The speculation tax was first brought into our attention on February 2018, when the new BC government released a list of its provincial budget. This list introduced new taxes to be imposed, one of which is the speculation tax.

According to the BC government’s website, the speculation tax was designed to “take on” the provincial housing crisis, and “help make housing in overheated markets more affordable and available.” It is supposed to target speculators: people who invest in extra property in the hope that its value will increase profitably in the future. Through the BC’s speculation tax on real estate, the government aims to “force” speculators to open up these idly sitting properties to the market, unless they want to pay the 0.5% speculation tax on top of their property tax.

To help us see clearly, here are provisions of the BC’s speculation tax on real estate in bullets:

  • The tax applies to speculative properties on certain parts of the province

    According to the website, the tax will only be enforced to properties within the largest urban centres: Metro Vancouver, Capital Regional District (excluding the Gulf Islands and Juan de Fuca), Kelowna and West Kelowna, Nanaimo Lantzville, Abbotsford, Chilliwack, and Mission.

  • The tax applies to all speculators—foreign, Canadian, and British Columbian

    If you’re a native or a foreigner who owns property within the aforementioned British Columbian urban centres, you are expected to pay the tax. It doesn’t matter if it’s a family vacation house, or it wasn’t bought for speculator purposes. As long as it sits idle, it has to be freed for rental for at least six months a year, or the speculation tax will apply.

  • Taxes will apply on houses that are vacant and valued more than $400,000

    The 0.5% speculation tax will be based on the total value of your vacant or secondary properties. According to the Macleans website, there is also tax credit given for those who declare their BC income, but this is still unclear.

  • Special exemptions are provided

    According to the BC website, if the owner resides in a hospital or undergoing long-term care in a supportive care facility; temporarily absent because of work; or deceased, then the speculative tax exemption may apply. This also includes estates that are being administered.

The Flipside of the BC’s Speculation Tax on Real Estate

With the introduction of new policies come critics and sceptics; this does not mean they’re not welcome, though. These are few of the issues brought to the table by sceptics of the new tax, mainly from BC property developers.

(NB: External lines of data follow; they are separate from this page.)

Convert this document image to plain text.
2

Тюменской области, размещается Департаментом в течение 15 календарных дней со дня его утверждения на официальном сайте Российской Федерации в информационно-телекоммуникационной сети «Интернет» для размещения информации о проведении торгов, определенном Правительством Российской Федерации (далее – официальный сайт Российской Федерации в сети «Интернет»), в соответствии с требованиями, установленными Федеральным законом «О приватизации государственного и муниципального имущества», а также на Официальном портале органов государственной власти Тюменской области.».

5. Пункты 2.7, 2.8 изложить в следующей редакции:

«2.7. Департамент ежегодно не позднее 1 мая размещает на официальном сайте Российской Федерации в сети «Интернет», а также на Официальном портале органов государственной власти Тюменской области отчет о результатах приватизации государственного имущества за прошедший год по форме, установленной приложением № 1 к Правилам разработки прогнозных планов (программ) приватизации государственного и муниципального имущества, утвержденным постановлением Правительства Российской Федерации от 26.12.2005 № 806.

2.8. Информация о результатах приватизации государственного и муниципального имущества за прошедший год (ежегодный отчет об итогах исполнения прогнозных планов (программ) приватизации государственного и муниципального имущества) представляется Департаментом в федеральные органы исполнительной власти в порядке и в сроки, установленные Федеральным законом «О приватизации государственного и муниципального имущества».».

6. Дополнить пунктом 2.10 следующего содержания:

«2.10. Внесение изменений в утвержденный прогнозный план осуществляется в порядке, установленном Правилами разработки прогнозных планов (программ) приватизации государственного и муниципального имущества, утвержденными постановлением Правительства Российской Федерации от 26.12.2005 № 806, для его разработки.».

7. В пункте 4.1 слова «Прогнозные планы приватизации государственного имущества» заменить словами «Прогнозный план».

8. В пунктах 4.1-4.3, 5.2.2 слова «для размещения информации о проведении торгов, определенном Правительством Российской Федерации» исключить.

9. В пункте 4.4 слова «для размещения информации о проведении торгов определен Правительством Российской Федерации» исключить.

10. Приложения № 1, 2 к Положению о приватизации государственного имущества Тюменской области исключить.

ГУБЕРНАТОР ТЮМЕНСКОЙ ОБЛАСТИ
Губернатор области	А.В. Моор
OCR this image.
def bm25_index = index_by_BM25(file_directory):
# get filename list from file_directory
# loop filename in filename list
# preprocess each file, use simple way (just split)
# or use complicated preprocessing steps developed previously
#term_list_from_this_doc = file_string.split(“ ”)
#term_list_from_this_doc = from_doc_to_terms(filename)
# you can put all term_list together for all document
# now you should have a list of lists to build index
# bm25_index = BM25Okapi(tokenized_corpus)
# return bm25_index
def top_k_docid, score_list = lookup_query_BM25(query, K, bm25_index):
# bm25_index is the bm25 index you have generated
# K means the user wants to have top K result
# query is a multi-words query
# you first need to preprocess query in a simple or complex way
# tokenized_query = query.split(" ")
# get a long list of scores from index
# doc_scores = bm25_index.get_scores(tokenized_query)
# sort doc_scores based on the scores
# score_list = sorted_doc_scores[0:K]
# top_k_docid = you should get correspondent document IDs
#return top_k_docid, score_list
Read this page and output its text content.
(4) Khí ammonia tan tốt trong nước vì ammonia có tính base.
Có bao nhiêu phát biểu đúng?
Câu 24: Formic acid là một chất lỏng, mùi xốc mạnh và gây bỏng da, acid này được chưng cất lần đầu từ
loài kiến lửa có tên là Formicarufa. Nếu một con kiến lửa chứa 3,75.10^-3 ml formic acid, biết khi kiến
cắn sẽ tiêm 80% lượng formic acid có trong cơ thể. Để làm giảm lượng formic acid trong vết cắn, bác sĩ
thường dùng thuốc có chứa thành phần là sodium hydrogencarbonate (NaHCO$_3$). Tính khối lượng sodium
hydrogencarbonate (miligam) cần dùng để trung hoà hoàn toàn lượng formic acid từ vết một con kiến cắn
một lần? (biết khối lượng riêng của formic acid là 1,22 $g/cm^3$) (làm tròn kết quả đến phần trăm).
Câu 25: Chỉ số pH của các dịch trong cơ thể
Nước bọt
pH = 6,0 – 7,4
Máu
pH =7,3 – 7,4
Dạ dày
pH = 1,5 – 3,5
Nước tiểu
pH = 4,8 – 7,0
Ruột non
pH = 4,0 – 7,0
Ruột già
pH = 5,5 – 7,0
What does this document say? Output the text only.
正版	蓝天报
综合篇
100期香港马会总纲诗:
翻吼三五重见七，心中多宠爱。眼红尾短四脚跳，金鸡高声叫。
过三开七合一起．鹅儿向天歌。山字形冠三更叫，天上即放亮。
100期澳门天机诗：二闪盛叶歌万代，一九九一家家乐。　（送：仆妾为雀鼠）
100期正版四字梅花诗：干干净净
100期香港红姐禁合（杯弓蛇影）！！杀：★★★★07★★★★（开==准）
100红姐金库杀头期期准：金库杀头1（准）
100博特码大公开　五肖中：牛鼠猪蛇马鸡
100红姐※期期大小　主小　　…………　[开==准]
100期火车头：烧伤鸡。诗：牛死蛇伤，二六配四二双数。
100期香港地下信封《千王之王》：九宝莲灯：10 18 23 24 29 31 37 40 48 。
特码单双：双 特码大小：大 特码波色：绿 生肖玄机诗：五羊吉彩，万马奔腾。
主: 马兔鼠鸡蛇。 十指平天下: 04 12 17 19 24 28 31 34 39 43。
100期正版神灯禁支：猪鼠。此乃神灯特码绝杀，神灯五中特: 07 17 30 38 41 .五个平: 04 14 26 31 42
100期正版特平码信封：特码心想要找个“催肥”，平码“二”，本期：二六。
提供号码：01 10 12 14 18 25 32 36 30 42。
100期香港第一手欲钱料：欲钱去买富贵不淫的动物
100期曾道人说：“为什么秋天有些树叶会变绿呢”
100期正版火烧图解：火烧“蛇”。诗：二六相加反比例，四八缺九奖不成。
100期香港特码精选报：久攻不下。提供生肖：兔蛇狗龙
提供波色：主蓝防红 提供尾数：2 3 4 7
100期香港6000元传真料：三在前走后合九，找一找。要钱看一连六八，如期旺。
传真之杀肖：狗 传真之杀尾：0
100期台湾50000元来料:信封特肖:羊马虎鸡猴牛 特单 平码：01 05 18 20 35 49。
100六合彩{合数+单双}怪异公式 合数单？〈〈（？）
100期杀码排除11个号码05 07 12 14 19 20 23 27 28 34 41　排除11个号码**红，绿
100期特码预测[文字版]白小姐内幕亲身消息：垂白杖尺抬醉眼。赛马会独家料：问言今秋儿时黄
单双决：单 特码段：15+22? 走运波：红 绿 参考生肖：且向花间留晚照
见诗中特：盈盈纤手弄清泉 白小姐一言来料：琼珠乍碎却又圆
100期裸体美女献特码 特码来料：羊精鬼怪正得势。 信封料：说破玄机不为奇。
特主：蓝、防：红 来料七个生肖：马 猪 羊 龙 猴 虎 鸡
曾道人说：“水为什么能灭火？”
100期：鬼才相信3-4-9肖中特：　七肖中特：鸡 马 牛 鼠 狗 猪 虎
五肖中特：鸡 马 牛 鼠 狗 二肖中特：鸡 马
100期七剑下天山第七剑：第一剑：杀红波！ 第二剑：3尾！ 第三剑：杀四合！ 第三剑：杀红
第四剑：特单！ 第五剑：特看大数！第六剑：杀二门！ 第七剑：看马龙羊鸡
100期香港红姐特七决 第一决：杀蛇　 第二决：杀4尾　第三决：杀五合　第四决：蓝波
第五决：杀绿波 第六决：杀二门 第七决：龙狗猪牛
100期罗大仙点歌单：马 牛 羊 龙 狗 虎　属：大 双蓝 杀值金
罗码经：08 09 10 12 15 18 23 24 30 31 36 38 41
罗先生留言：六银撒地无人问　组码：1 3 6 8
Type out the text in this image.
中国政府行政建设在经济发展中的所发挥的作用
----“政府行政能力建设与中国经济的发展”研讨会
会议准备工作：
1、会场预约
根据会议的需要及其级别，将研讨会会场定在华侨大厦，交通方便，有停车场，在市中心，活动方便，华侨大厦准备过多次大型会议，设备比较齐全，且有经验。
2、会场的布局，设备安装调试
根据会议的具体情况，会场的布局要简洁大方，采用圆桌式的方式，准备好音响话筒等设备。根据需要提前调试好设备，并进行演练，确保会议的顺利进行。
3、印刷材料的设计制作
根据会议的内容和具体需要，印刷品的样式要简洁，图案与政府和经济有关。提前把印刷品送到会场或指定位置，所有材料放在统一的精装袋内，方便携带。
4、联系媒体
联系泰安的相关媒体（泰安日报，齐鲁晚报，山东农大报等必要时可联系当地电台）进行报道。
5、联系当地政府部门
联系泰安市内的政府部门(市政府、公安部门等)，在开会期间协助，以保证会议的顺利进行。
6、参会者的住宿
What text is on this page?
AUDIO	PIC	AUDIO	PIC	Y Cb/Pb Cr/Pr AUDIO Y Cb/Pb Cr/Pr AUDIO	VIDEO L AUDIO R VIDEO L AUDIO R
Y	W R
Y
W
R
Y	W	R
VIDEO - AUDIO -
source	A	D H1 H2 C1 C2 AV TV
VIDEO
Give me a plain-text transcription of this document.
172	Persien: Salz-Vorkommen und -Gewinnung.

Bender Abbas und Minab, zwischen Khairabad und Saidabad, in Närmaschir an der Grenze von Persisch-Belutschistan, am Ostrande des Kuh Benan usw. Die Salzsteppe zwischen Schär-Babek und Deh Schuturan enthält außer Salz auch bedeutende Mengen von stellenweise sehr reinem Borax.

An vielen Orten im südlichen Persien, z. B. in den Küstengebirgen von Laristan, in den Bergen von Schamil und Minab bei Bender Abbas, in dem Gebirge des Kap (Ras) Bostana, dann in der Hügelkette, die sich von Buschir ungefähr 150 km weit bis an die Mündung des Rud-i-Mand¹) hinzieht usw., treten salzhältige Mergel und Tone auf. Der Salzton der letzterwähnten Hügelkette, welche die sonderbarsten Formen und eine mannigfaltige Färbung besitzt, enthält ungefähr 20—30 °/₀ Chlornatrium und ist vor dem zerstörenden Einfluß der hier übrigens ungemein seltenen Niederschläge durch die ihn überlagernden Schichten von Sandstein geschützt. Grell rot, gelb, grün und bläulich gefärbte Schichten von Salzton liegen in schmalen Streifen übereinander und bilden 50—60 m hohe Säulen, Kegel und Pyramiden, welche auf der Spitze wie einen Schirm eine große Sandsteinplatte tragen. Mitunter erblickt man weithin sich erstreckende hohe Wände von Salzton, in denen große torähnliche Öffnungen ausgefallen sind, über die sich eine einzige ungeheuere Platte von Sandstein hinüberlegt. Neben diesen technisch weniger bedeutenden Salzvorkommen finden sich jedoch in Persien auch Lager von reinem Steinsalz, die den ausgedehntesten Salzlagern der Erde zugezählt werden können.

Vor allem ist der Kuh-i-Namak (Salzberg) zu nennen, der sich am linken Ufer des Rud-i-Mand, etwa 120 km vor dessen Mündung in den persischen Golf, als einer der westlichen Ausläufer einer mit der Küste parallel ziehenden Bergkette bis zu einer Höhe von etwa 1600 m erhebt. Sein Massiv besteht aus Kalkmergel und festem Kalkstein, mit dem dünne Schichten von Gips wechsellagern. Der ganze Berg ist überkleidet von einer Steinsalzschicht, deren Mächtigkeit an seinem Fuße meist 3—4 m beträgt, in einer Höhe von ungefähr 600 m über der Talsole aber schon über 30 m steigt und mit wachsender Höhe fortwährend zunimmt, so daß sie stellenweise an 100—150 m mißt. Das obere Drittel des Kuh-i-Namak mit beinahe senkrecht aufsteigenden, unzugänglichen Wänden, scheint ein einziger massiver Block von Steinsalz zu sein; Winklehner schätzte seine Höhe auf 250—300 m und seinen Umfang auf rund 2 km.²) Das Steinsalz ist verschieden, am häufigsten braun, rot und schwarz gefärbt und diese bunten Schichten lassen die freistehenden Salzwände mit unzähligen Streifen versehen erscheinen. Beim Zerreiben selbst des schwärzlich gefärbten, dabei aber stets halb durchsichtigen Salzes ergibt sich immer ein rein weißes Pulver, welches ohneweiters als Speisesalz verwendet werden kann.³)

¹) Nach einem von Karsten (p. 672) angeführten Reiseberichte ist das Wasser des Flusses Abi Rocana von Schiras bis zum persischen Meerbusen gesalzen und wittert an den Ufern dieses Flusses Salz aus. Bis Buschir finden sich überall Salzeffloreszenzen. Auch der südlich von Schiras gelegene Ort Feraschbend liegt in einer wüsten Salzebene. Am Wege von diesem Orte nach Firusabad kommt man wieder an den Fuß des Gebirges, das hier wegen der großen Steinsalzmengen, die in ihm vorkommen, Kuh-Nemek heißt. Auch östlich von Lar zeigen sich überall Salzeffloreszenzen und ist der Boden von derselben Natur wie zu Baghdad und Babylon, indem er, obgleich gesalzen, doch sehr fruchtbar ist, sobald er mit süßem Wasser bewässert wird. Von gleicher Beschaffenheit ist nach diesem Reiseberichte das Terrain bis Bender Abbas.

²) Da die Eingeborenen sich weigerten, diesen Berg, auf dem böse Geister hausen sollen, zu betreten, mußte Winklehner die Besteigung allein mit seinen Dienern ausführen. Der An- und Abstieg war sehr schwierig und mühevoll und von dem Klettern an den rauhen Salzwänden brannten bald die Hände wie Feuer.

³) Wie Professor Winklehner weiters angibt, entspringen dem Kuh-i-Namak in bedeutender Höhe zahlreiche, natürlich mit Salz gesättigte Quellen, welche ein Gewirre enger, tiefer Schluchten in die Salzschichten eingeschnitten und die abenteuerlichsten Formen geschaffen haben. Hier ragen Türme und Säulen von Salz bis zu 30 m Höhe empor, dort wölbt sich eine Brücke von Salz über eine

  • The BC’s speculation tax on real estate does not solve the housing crisis

    For the ultra-rich, as pointed out in a Macleans article, 0.5% is a small sacrifice to pay to build up property and keep them vacant. In fact, the speculation tax will only most likely burden middle-class BC and non-BC residents from the property they are keeping for their families.

  • What the housing crisis is to reduce the cost to build

    According to Daniel Greenhalgh of ENM Construction Management, the speculation tax will not help lower housing and rental prices by freeing up more housing stock. What would help is for government to reduce the cost in building more houses.

The many issues that surround the BC’s speculation tax on real estate are far from over, but it helps for us to keep tabs on the pros and cons that may affect you and your family.